Para número de brotos no ápice (NBA) e na base (NBB), os explantes tiveram o mesmo comportamento nos três meios quando foi deixado o ápice e foram diferentes quando o retiraram (Tabela 3), sendo superiores nos meios 2 e 3.

Para a variável número de brotos entre o ápice e a base (NBAB), não houve diferença significativa, obtendo-se 3,33 brotações com a retirada do ápice e quando se utiliza o meio MS suplementado com 0,1mg.L-1 de ANA e 0,5mg.L-1 de BAP (Tabela 3).

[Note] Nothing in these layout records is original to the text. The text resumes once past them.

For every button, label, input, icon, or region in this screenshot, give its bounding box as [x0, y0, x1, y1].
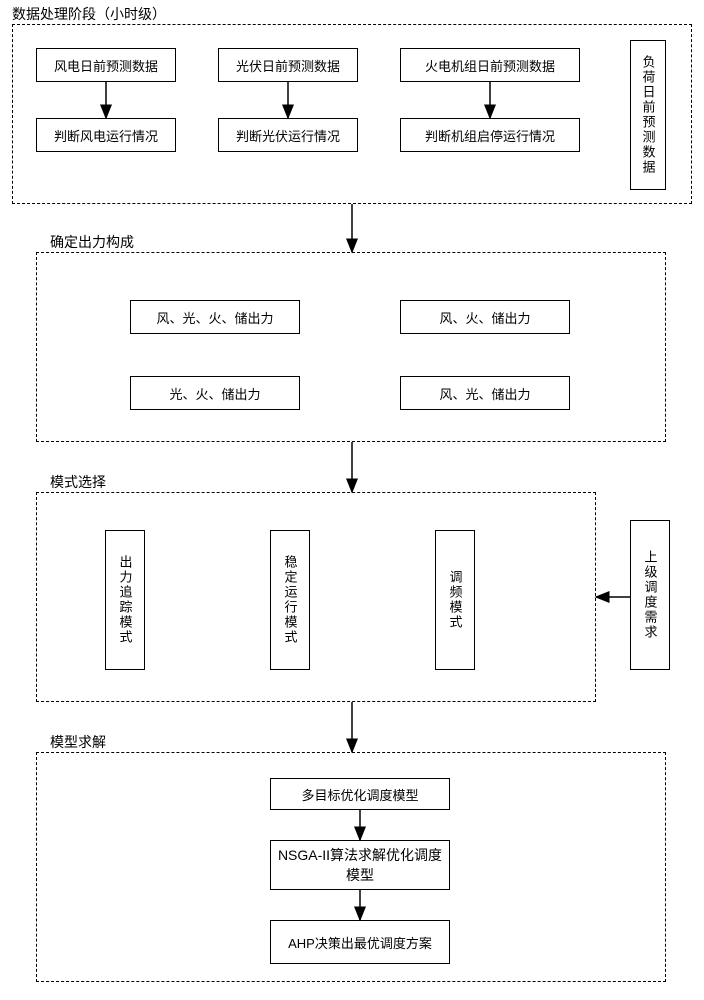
- box-upper-dispatch: 上级调度需求: [630, 520, 670, 670]
- stage2-container: [36, 252, 666, 442]
- box-output2: 风、火、储出力: [400, 300, 570, 334]
- box-pv-forecast: 光伏日前预测数据: [218, 48, 358, 82]
- box-nsga: NSGA-II算法求解优化调度模型: [270, 840, 450, 890]
- box-load-forecast: 负荷日前预测数据: [630, 40, 666, 190]
- box-load-forecast-text: 负荷日前预测数据: [639, 55, 658, 175]
- box-mode-stable: 稳定运行模式: [270, 530, 310, 670]
- box-ahp: AHP决策出最优调度方案: [270, 920, 450, 964]
- box-wind-forecast: 风电日前预测数据: [36, 48, 176, 82]
- stage2-label: 确定出力构成: [50, 232, 134, 252]
- box-thermal-judge: 判断机组启停运行情况: [400, 118, 580, 152]
- box-output1: 风、光、火、储出力: [130, 300, 300, 334]
- box-output3: 光、火、储出力: [130, 376, 300, 410]
- box-mode-track-text: 出力追踪模式: [116, 555, 135, 645]
- box-output4: 风、光、储出力: [400, 376, 570, 410]
- stage3-label: 模式选择: [50, 472, 106, 492]
- box-pv-judge: 判断光伏运行情况: [218, 118, 358, 152]
- box-mode-freq: 调频模式: [435, 530, 475, 670]
- box-mode-stable-text: 稳定运行模式: [281, 555, 300, 645]
- stage4-label: 模型求解: [50, 732, 106, 752]
- box-mode-track: 出力追踪模式: [105, 530, 145, 670]
- box-thermal-forecast: 火电机组日前预测数据: [400, 48, 580, 82]
- box-mode-freq-text: 调频模式: [446, 570, 465, 630]
- box-multiobj-model: 多目标优化调度模型: [270, 778, 450, 810]
- box-wind-judge: 判断风电运行情况: [36, 118, 176, 152]
- stage1-label: 数据处理阶段（小时级）: [12, 4, 166, 24]
- box-upper-dispatch-text: 上级调度需求: [641, 550, 660, 640]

De maneira geral, o meio MS suplementado com 1,8 mg.L-1 de ANA e 2 mg.L-1 de BAP mostrou-se mais eficiente para indução de brotações nos brotos estiolados, em número, porém com formação de uma grande massa de calos, observada em quase todos os nós. No meio MS suplementado com 0,1 mg.L-1 de ANA e 0,5 mg.L-1 de BAP, as brotações foram menores (peso de aproximadamente 100mg), sem formação de calos e mais individualizadas, o que facilitou a repicagem.

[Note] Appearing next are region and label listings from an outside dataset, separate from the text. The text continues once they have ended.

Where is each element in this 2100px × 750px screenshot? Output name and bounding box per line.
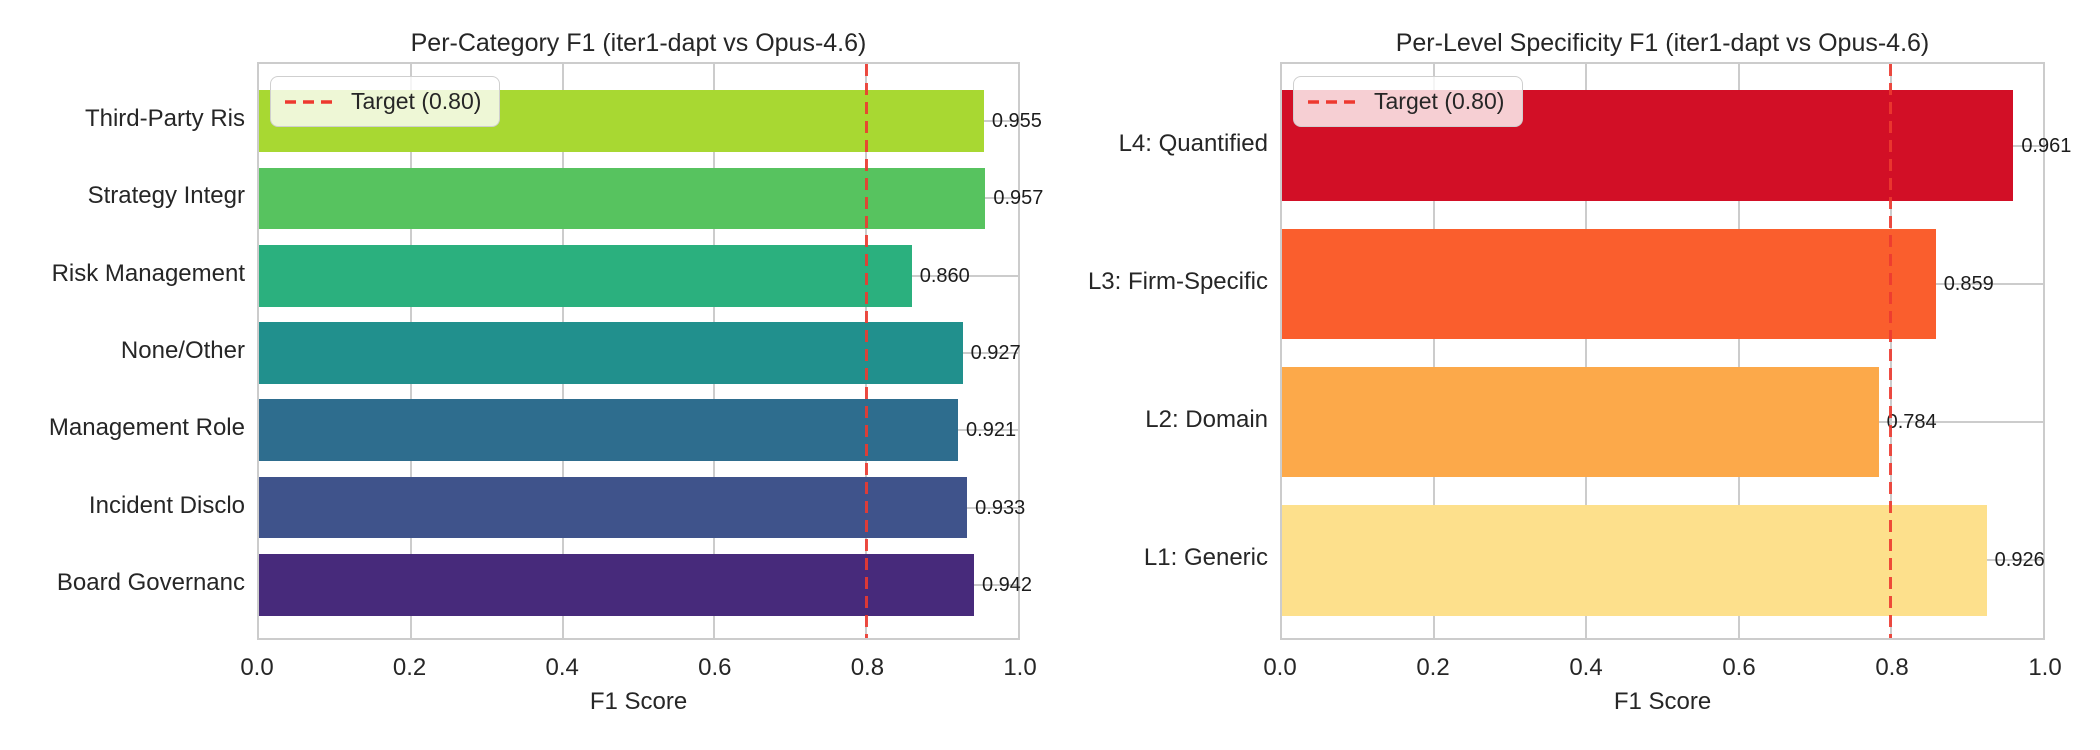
bar-l3-firm-specific: [1282, 228, 1936, 340]
bar-none-other: [259, 322, 963, 384]
x-tick-label: 1.0: [1003, 654, 1037, 681]
plot-area: Target (0.80) 0.955 0.957 0.860 0.927 0.921 0…: [257, 62, 1043, 640]
target-line: [864, 64, 868, 638]
bar-value-label: 0.955: [991, 110, 1042, 133]
gridline-vertical: [1585, 64, 1588, 638]
legend-label: Target (0.80): [1374, 88, 1505, 114]
bar-value-label: 0.961: [2021, 134, 2072, 157]
bar-value-label: 0.860: [919, 264, 970, 287]
x-tick-label: 0.6: [1722, 654, 1756, 681]
x-tick-label: 0.2: [1416, 654, 1450, 681]
bar-risk-management: [259, 244, 912, 307]
chart-title: Per-Category F1 (iter1-dapt vs Opus-4.6): [410, 29, 867, 57]
x-tick-label: 0.8: [850, 654, 885, 681]
bar-value-label: 0.784: [1886, 411, 1937, 434]
y-tick-label: Incident Disclo: [88, 491, 245, 519]
legend-dash-sample: [1308, 99, 1356, 104]
bar-value-label: 0.942: [981, 573, 1033, 596]
x-tick-label: 1.0: [2028, 654, 2062, 681]
bar-value-label: 0.933: [975, 496, 1026, 519]
x-tick-label: 0.0: [1263, 654, 1297, 681]
gridline-vertical: [1737, 64, 1740, 638]
x-axis-label: F1 Score: [1613, 688, 1712, 715]
bar-board-governanc: [259, 553, 974, 616]
bar-value-label: 0.957: [993, 187, 1044, 210]
bar-strategy-integr: [259, 167, 986, 230]
x-tick-label: 0.4: [545, 654, 579, 681]
legend: Target (0.80): [270, 76, 501, 127]
y-tick-label: Board Governanc: [56, 568, 245, 596]
legend-label: Target (0.80): [351, 88, 482, 114]
y-tick-label: Third-Party Ris: [84, 105, 245, 133]
y-tick-label: L4: Quantified: [1118, 129, 1268, 157]
x-tick-label: 0.0: [240, 654, 274, 681]
bar-value-label: 0.859: [1943, 272, 1994, 295]
bar-l2-domain: [1282, 366, 1879, 478]
y-tick-label: L2: Domain: [1145, 406, 1268, 434]
y-tick-label: Management Role: [48, 414, 245, 442]
x-tick-label: 0.6: [698, 654, 732, 681]
x-tick-label: 0.4: [1569, 654, 1603, 681]
legend: Target (0.80): [1293, 76, 1524, 127]
bar-value-label: 0.921: [966, 419, 1017, 442]
y-tick-label: L3: Firm-Specific: [1087, 267, 1268, 295]
bar-value-label: 0.927: [970, 342, 1021, 364]
bar-management-role: [259, 399, 959, 462]
bar-incident-disclo: [259, 476, 968, 539]
bar-value-label: 0.926: [1994, 549, 2045, 572]
chart-title: Per-Level Specificity F1 (iter1-dapt vs …: [1395, 29, 1930, 57]
y-tick-label: Risk Management: [51, 259, 245, 287]
y-tick-label: Strategy Integr: [87, 182, 245, 210]
y-tick-label: L1: Generic: [1143, 544, 1268, 572]
target-line: [1889, 64, 1893, 638]
x-tick-label: 0.2: [392, 654, 427, 681]
gridline-vertical: [1433, 64, 1436, 638]
legend-dash-sample: [285, 99, 333, 104]
plot-area: Target (0.80) 0.961 0.859 0.784 0.926: [1280, 62, 2071, 640]
x-tick-label: 0.8: [1875, 654, 1909, 681]
x-axis-label: F1 Score: [589, 688, 688, 715]
y-tick-label: None/Other: [120, 337, 245, 364]
bar-l1-generic: [1282, 505, 1987, 616]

Observou-se dificuldade em quebrar a dominância apical dos brotos estiolados para induzir a iniciação de brotações entre os nós. Por causa disso, pode-se propor a individualização de cada nó e a colocação em meio MS suplementado com 0,1 mg.L-1 de ANA e 0,5 mg.L-1 de BAP. Outra aplicação do estiolamento pode ser em gemas na fase de isolamento, o que poderia compensar a demora das brotações (em torno de 9 meses) e a taxa de contaminação, que é muito alta.

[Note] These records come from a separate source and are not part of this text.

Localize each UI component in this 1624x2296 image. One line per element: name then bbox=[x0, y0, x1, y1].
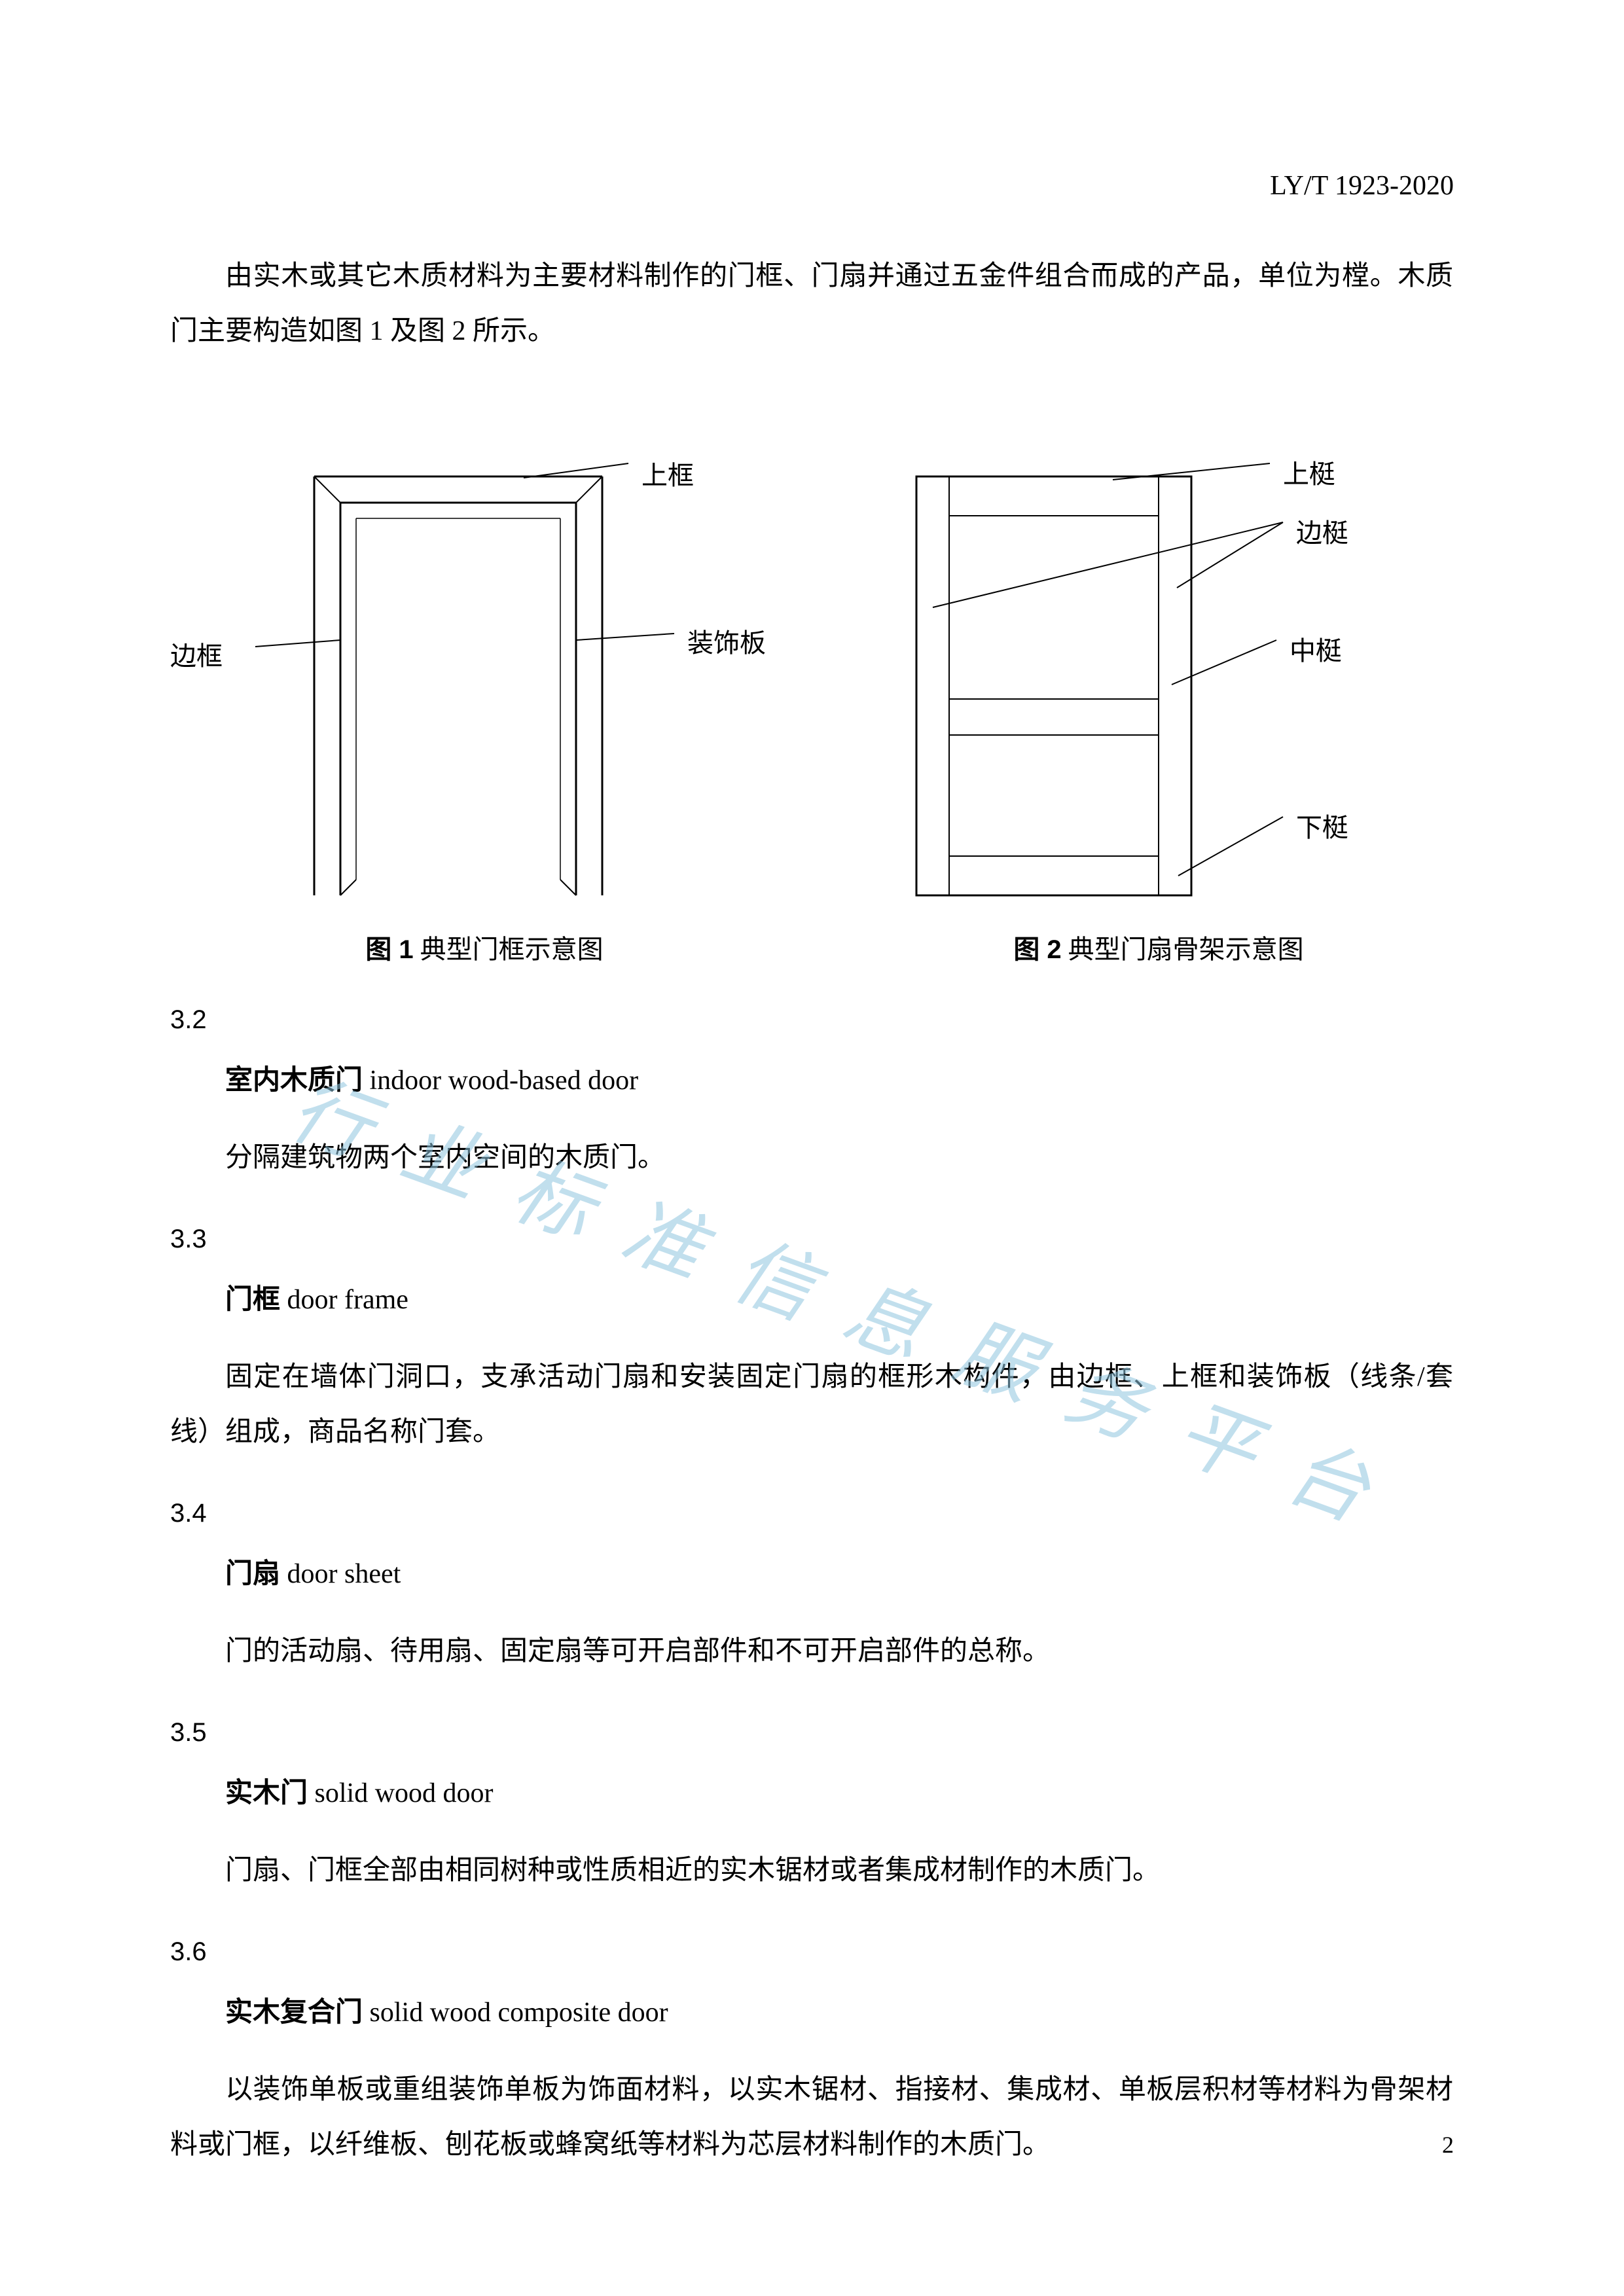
term-title-3-5: 实木门 solid wood door bbox=[170, 1770, 1453, 1810]
term-title-3-4: 门扇 door sheet bbox=[170, 1551, 1453, 1591]
figure-1-caption: 图 1 典型门框示意图 bbox=[170, 928, 799, 966]
section-number-3-4: 3.4 bbox=[170, 1499, 1453, 1528]
figures-row: 上框 装饰板 边框 上梃 边梃 中梃 下梃 bbox=[170, 444, 1453, 915]
term-title-3-2: 室内木质门 indoor wood-based door bbox=[170, 1058, 1453, 1098]
figure-captions: 图 1 典型门框示意图 图 2 典型门扇骨架示意图 bbox=[170, 928, 1453, 966]
term-en-3-6: solid wood composite door bbox=[363, 1998, 668, 2028]
term-zh-3-2: 室内木质门 bbox=[225, 1064, 363, 1095]
section-number-3-6: 3.6 bbox=[170, 1937, 1453, 1967]
fig2-label-mid-rail: 中梃 bbox=[1290, 630, 1342, 668]
figure-1: 上框 装饰板 边框 bbox=[170, 444, 799, 915]
term-en-3-4: door sheet bbox=[280, 1559, 401, 1589]
term-en-3-2: indoor wood-based door bbox=[363, 1066, 638, 1096]
section-number-3-3: 3.3 bbox=[170, 1225, 1453, 1254]
figure-2-svg bbox=[864, 444, 1453, 915]
page-number: 2 bbox=[1442, 2131, 1454, 2159]
fig1-label-top-frame: 上框 bbox=[641, 454, 694, 492]
intro-paragraph: 由实木或其它木质材料为主要材料制作的门框、门扇并通过五金件组合而成的产品，单位为… bbox=[170, 249, 1453, 359]
section-number-3-2: 3.2 bbox=[170, 1005, 1453, 1035]
section-number-3-5: 3.5 bbox=[170, 1718, 1453, 1748]
term-body-3-4: 门的活动扇、待用扇、固定扇等可开启部件和不可开启部件的总称。 bbox=[170, 1624, 1453, 1679]
figure-1-caption-prefix: 图 1 bbox=[365, 935, 413, 964]
figure-2-caption-prefix: 图 2 bbox=[1013, 935, 1061, 964]
term-zh-3-5: 实木门 bbox=[225, 1777, 308, 1808]
term-zh-3-4: 门扇 bbox=[225, 1558, 280, 1588]
term-zh-3-3: 门框 bbox=[225, 1283, 280, 1314]
term-title-3-6: 实木复合门 solid wood composite door bbox=[170, 1990, 1453, 2030]
figure-2-caption-text: 典型门扇骨架示意图 bbox=[1062, 935, 1304, 964]
term-body-3-6: 以装饰单板或重组装饰单板为饰面材料，以实木锯材、指接材、集成材、单板层积材等材料… bbox=[170, 2062, 1453, 2172]
figure-1-caption-text: 典型门框示意图 bbox=[414, 935, 604, 964]
fig1-label-side-frame: 边框 bbox=[170, 635, 223, 673]
fig2-label-top-rail: 上梃 bbox=[1283, 453, 1335, 491]
figure-2-caption: 图 2 典型门扇骨架示意图 bbox=[864, 928, 1453, 966]
term-en-3-3: door frame bbox=[280, 1285, 408, 1315]
figure-2: 上梃 边梃 中梃 下梃 bbox=[864, 444, 1453, 915]
figure-1-svg bbox=[170, 444, 799, 915]
term-body-3-2: 分隔建筑物两个室内空间的木质门。 bbox=[170, 1130, 1453, 1185]
term-zh-3-6: 实木复合门 bbox=[225, 1996, 363, 2027]
term-title-3-3: 门框 door frame bbox=[170, 1277, 1453, 1317]
term-body-3-3: 固定在墙体门洞口，支承活动门扇和安装固定门扇的框形木构件，由边框、上框和装饰板（… bbox=[170, 1350, 1453, 1460]
fig2-label-bottom-rail: 下梃 bbox=[1296, 806, 1348, 844]
page-content: 由实木或其它木质材料为主要材料制作的门框、门扇并通过五金件组合而成的产品，单位为… bbox=[170, 170, 1453, 2172]
term-en-3-5: solid wood door bbox=[308, 1778, 494, 1808]
fig1-label-deco-panel: 装饰板 bbox=[687, 622, 766, 660]
fig2-label-side-rail: 边梃 bbox=[1296, 512, 1348, 550]
term-body-3-5: 门扇、门框全部由相同树种或性质相近的实木锯材或者集成材制作的木质门。 bbox=[170, 1843, 1453, 1898]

Médias seguidas por letras diferentes, minúsculas na coluna e maiúsculas na mesma linha, diferem entre si ao nível de 5% de probabilidade.

 

CONCLUSÕES

a) Para o estiolamento das brotações, o meio de cultura MS suplementado com 1,8 mg/l de ANA e 2 mg/l de BAP proporciona maior taxa de multiplicação. Para o comprimento de brotos estiolados, o melhor meio é o MS, sem reguladores de crescimento, quando os explantes ficam por 80 dias no escuro.

b) O meio MS suplementado com 1,8 mg.L-1 de ANA e 2 mg.L-1 de BAP promove maior número de brotações quando se retira o ápice dos brotos estiolados.